Taking a note from Yoko Ono’s book about performance art, Erase Errata’s latest video is fascinating, and more than a little weird. Take a look for yourself here.
Erase Errrata’s newest album Lost Weekend embraces awkward melodies with avant-garde production techniques. Their latest video from this release has both of these qualities in spades.
“History Of Handclaps” was already the group’s cornerstone single to Lost Weekend, and now it’s one of the first to get the full video treatment. As soon as you hit “play,” you know what you’re about to watch is going to be, well, a little on the strange side.
It begins with a metronome. To be more specific, a photo of a metronome hanging in a museum. A mother holding a baby looks at the image and touches it, bringing the metronome to life. From there, chaotic scenes of 3D art installations flip around on an all-white background. There’s someone standing with a lightbulb on the end of a long wire, swinging it over and over. There’s a small stepladder sitting next to a larger ladder, hearkening back to the days when Yoko Ono and other artists would create huge pieces of performance art in galleries. The ladder has a cultural significance in the art world. Ono once created a piece where the viewer had to climb a ladder to read a phrase on a piece of paper attached to the ceiling. It’s also how she and John Lennon met.

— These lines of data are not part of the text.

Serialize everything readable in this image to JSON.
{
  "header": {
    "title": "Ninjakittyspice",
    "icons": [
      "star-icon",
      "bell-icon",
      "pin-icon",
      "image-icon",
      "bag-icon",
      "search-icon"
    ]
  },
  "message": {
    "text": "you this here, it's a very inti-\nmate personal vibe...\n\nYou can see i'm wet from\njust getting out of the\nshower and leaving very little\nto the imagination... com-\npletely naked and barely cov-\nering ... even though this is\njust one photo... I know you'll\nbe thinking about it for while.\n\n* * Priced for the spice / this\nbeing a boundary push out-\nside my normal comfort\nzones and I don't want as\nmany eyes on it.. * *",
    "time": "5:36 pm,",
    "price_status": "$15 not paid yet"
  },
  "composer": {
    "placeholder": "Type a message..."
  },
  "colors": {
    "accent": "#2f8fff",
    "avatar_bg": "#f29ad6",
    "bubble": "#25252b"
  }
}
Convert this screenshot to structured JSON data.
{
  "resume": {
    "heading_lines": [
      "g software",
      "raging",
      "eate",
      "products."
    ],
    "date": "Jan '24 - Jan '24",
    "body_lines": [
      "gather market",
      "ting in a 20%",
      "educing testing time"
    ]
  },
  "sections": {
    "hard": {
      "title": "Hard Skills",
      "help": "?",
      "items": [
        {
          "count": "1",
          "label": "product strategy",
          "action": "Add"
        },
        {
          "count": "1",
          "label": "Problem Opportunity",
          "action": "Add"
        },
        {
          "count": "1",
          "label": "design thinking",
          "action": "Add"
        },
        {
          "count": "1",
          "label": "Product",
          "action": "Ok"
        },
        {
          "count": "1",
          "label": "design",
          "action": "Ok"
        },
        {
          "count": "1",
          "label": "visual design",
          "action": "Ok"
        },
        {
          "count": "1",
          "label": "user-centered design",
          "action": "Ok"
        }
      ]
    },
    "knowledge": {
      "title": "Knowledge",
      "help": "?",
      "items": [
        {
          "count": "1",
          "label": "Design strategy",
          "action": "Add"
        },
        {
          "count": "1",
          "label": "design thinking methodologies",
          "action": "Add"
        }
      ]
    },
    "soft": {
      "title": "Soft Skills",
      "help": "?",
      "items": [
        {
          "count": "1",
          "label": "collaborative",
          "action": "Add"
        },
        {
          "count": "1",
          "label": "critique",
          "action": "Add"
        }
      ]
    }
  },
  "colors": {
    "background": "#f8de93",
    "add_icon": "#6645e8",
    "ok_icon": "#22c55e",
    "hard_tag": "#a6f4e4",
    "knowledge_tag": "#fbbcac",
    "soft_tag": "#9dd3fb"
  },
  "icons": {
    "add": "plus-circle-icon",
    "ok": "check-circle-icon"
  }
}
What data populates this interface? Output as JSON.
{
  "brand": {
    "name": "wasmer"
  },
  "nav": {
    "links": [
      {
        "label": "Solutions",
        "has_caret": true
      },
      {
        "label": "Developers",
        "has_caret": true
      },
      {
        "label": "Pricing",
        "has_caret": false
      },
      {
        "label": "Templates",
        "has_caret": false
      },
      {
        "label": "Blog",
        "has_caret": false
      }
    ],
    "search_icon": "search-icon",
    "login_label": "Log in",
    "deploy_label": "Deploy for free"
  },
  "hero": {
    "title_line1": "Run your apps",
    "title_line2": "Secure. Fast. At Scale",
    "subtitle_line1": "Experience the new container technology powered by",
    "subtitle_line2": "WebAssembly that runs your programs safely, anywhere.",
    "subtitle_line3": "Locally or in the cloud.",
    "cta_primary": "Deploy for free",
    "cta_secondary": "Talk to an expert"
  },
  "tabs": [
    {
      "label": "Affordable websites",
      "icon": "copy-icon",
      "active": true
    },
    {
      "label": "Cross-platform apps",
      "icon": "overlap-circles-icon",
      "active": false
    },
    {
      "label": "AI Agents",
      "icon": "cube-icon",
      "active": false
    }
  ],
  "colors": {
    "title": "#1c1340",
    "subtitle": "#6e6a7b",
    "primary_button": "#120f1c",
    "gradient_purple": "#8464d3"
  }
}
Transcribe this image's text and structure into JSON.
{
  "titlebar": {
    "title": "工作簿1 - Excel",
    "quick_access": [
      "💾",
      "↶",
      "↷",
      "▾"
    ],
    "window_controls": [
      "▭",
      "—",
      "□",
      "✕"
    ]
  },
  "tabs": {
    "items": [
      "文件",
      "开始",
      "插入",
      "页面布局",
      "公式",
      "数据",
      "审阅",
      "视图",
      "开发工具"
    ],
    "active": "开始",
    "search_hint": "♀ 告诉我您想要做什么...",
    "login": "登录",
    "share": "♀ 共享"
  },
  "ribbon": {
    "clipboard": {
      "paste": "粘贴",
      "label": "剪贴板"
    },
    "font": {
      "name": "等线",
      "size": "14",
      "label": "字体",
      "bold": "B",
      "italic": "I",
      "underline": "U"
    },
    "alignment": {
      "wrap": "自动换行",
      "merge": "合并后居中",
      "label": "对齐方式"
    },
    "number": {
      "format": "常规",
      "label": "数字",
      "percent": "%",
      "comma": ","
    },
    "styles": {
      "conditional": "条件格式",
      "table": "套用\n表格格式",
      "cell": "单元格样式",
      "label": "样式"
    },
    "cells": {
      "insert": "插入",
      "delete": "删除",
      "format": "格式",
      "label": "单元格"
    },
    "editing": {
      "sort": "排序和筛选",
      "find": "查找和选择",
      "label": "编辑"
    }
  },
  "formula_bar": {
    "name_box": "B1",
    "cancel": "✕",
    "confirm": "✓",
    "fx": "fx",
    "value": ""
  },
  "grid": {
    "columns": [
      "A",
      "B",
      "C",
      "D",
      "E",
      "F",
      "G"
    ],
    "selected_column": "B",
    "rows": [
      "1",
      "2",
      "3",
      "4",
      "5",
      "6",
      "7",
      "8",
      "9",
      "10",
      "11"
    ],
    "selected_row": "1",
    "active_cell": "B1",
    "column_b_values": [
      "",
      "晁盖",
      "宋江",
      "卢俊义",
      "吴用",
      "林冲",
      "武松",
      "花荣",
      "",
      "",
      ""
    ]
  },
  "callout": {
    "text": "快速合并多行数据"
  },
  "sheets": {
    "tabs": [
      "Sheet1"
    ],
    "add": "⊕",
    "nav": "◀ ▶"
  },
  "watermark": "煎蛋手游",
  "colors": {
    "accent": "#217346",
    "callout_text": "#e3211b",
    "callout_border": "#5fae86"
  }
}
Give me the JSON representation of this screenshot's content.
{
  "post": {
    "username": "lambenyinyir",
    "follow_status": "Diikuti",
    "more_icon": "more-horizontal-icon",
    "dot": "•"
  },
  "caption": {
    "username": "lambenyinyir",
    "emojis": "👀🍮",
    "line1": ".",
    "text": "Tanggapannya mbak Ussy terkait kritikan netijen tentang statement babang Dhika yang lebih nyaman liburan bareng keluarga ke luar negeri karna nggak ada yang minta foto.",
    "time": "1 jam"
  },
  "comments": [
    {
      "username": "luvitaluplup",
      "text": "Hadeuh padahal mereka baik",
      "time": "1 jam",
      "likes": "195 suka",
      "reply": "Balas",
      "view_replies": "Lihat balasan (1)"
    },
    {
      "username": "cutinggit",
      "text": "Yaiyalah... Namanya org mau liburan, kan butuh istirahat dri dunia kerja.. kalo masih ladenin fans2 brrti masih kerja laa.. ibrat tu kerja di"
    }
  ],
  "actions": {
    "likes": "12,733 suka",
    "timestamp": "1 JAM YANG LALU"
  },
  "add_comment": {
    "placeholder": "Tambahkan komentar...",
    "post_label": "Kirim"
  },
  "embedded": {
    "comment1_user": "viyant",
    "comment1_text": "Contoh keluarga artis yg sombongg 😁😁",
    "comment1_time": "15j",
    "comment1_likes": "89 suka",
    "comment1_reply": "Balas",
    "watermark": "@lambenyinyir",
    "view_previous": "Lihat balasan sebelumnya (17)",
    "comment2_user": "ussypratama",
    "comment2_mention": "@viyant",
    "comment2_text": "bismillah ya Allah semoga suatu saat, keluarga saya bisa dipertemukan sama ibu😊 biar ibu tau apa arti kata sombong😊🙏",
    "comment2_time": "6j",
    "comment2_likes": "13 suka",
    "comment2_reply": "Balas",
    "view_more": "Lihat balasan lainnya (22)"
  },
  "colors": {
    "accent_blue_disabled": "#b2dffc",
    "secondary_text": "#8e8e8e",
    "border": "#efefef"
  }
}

Erase Errata performs art for arts sake, and they appear to hold performance art in high regard. While the avant-garde music and arts scene seems to be swarmed with high-brow intellectualism, the band never takes themselves too seriously in “History of Handclaps.” The music features a plucking surf-style guitar riff over shouting, nearly spoken-word vocals.
The band goofs around with long strips of colorful tape, wrapping it around and around one member, or making spaghetti with thick pieces of rainbow-colored string. It’s artistic, but it also has a fierce sense of humor.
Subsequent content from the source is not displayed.